Lamb and Butternut Squash Stew
Spring into summer with this seasonal and tasty lamb and butternut squash stew.
Recipe Type: The Main Attraction
Author: Westin Gourmet
Prep Time: 25 min
Cook Time: 1 hour 50 min
Total Time: 2 hours 15 min
- 1 tablespoon olive oil
- 10 Westin Gourmet Lamb Chops
- 750ml (1 ¼ pints) lamb or chicken stock
- 2 medium onions, sliced
- 1 large butternut squash, cut into 1/2 inch thick slices, then peeled
- 3 or 4 carrots, chopped
- 5 sticks celery, chopped
- 6-7 fresh sage leaves
- 4-5 fresh thyme sprigs
- 3 tablespoons pearl barley
- salt and pepper
- Preheat the oven to 180 degrees C (Gas mark 4).
- Heat the oil in a heavy based pan and fry the lamb chops on each side until golden brown.
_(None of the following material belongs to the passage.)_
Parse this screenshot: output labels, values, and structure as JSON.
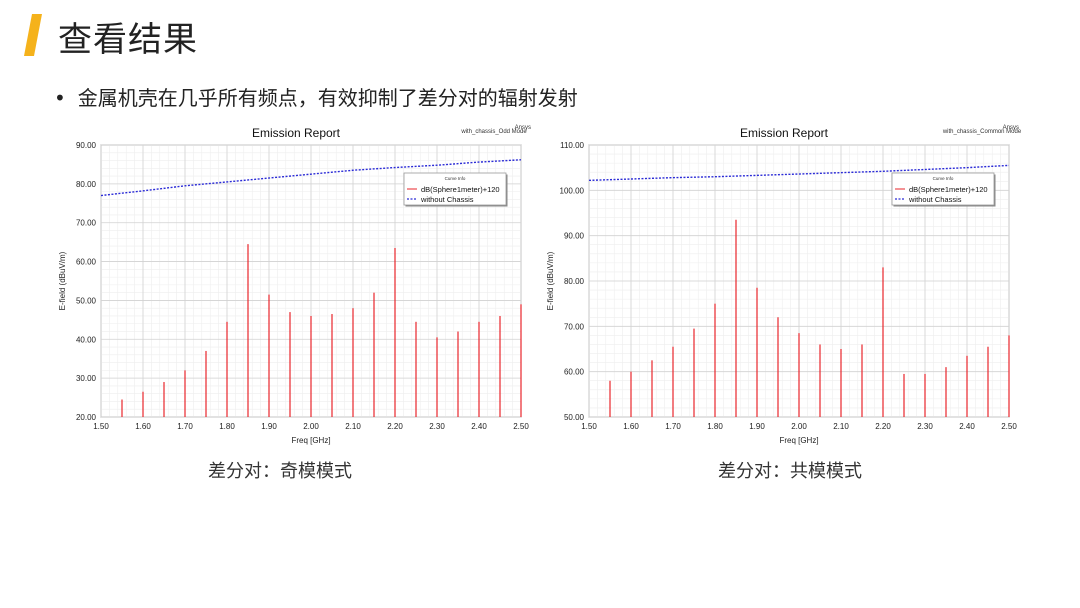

- Take out the chops and remove any excess oil from the pan.
- Add half the stock to the pan and bring to the boil, all the while gently stirring.
- Once boiling add the remainder of the stock.
- In a casserole dish, place half the onions on the bottom and a third of the butternut squash.
- Then add carrots, celery, sage, thyme and the chops – season well and sprinkle the barley over the veg.
- Repeat this layering process and then pour over the stock until veg and lamb are covered.
- Cover well with baking foil and cook for 1 ½ hours or until the lamb is tender.
- Make sure to check the lamb occasionally and be sure to add more stock if needed.
- Serve with some fresh new potatoes.